We headed instead to the German Colony for lunch and then on to Yad Vashem. Yad Vashem is the Holocaust museum here in Israel. Pastor Jerry had shared earlier in the week that when God loves something, there are people in this world that will hate it and try to destroy it. This is true for God’s people. There is so much information and so much devastation it is hard to express. Two things stood out to me. We walked through the Children’s Memorial. It took a very long time for an artist to be found that would be willing to tackle this feat. No one wanted to make a visual representation of the children dying in death factories (which is what the concentration camps were.) The artist they finally found was an engineer. He strategically places thousands of mirrors to reflect off of each other. He placed five candles in the room which represented the 1 million children who died in the Holocaust. Ranging from one day old to 18 years old. The mirrors catch the light of the candles and bounce around the room. The reflected lights represented all of the possibilities
lost. These children would never grow up and have families of their own. A voice over the intercom reads the names, places and ages of the children. I asked Meir how long it takes for the recording to repeat itself. “One million names? Two weeks.”

I guess what really struck me was the fact that right here, I was speaking to Meir. If he would have been born in Europe. This may have been his fate. His lineage would have been cut off. He has four children and fifteen grandchildren. There would have been none of this.

Jesus’s words: Blessed are those who are persecuted for righteousness sake for theirs is the kingdom of heaven.

The other thing that caught my attention while we were walking through was Ryan Teddy’s response. He asked me to walk with him through the museum because he didn’t want to be alone and he thought he might just cry the whole time with his dad, Brent. So we walked through. Ryan has just started learning about the Holocaust last year in school. I remember my
own exposure to this dark time in history at the same age. I told him to let me know if he needed to move on from one space to another. Watching him, the part that caught in him most were not the graphic images of mass graves. I mean it rips everyone’s hearts, but Ryan became overwhelmed at the sight of lists of names. He would just look at me and say, “I can’t…” I guess seeing their names side by side and the lists going on forever overwhelmed him. He asked me about the striped clothes. I had just walked by a video of a woman sharing that she and the other women were put into a room full of barbers. Their heads were shaved. She said, “All of a sudden, we could not recognize one another.” I explained to Ryan that everything was taken from these people, even their identity. They were given striped clothes and numbers tattooed and sown to their coats. Their humanity was stolen. Their names.

We stood before one list and I felt Ryan come stand at my shoulder. I heard him breathe sharply when he saw another list, but when he saw whose list, he sighed a great big sigh of relief and he relaxed a bit.
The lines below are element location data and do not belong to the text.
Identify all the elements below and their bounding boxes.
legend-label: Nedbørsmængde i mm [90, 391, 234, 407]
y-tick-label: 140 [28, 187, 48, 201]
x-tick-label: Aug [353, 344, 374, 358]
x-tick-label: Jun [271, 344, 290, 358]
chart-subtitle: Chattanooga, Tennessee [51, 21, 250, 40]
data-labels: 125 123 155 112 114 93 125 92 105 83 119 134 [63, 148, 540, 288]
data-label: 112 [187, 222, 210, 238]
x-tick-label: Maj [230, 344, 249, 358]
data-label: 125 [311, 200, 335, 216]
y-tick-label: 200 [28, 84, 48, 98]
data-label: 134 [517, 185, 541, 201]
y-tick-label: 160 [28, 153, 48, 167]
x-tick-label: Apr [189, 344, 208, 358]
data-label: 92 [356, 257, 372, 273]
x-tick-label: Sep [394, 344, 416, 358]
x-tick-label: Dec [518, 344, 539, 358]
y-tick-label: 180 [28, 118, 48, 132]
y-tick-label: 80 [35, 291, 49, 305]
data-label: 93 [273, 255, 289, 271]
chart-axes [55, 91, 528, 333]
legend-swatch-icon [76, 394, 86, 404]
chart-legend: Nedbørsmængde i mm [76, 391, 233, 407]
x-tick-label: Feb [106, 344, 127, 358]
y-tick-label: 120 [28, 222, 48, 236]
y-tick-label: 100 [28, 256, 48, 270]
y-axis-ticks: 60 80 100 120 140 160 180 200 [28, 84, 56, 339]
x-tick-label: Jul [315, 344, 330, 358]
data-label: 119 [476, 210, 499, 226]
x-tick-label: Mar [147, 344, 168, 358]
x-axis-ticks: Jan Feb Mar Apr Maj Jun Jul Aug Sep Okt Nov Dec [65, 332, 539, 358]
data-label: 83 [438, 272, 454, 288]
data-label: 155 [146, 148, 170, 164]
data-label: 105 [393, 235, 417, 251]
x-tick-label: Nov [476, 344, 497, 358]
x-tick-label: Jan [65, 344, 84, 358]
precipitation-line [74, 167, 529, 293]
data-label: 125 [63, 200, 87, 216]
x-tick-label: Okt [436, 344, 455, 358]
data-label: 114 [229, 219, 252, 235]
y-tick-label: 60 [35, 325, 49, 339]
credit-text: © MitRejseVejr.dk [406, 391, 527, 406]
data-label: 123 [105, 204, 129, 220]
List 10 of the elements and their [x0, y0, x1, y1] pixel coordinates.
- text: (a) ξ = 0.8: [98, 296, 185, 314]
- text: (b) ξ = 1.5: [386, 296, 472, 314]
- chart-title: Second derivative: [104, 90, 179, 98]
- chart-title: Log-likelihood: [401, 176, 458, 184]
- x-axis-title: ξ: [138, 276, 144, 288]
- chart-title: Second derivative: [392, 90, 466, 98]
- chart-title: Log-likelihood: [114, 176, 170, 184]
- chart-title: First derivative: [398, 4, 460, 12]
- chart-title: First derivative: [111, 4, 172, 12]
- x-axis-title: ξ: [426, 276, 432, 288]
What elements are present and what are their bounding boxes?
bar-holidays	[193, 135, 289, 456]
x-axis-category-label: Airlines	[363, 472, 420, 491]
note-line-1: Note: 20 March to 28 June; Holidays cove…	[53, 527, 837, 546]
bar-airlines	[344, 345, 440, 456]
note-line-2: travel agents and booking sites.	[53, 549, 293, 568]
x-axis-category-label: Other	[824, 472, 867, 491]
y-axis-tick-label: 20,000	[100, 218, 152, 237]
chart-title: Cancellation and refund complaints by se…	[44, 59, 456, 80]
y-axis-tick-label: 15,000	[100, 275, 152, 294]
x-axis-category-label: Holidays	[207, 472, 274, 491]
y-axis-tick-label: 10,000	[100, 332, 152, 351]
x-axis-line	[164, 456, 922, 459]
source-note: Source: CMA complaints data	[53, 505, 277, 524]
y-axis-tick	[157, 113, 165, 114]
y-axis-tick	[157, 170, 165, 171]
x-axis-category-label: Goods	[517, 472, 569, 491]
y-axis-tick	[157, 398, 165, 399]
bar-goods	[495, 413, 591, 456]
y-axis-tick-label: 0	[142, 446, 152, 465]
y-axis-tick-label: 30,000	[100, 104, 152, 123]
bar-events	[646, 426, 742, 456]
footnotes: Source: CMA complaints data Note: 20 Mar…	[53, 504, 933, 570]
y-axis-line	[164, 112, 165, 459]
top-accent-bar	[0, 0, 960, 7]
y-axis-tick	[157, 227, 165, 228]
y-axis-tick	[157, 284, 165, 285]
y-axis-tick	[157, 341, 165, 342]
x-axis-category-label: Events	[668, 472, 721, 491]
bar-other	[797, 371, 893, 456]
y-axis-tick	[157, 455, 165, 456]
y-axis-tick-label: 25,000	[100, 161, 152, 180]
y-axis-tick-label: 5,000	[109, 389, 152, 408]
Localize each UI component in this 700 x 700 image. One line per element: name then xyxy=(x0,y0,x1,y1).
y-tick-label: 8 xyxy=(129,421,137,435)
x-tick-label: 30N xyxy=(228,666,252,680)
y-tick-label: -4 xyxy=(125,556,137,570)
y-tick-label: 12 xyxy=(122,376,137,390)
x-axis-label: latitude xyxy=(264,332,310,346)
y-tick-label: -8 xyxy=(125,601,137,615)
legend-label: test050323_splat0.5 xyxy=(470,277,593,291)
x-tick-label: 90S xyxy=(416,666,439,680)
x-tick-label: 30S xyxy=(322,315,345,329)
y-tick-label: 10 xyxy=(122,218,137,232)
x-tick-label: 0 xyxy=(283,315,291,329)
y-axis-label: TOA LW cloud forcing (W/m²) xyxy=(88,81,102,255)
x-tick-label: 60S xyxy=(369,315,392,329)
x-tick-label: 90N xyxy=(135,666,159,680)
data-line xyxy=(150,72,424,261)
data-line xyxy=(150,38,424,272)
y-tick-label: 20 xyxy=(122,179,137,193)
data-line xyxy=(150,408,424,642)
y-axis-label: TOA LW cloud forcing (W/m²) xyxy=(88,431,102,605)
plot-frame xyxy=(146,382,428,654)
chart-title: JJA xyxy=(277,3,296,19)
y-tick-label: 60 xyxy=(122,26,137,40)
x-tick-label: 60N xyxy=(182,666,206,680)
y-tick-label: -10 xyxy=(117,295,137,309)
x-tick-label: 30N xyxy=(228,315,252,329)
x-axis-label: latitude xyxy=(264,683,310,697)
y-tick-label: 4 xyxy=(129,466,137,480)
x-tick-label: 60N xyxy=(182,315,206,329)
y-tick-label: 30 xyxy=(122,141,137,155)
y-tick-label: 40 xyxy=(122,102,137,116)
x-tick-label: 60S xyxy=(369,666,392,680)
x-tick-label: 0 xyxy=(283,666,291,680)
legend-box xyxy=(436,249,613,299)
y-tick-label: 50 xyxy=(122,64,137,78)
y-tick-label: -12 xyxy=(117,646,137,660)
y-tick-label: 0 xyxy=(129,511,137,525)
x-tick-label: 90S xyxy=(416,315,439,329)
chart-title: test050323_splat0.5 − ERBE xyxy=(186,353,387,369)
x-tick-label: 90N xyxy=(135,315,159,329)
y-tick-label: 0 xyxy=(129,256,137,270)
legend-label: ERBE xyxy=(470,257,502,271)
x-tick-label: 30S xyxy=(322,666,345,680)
This was Oscar Schindler’s list of people that he saved through his factory. It wasn’t nearly as long as the other list, but it was full of hope. I explained to Ryan that Mr. Schindler lost all of his wealth in trying to save one more Jew from the camps, from death. He grieved that he wasn’t able to save more. He has a tree planted in the garden here of Righteous Gentiles. He is also buried in Jerusalem. A great honor. People visit his grave everyday and thank him for sparing their lives and the lives of the ones they love.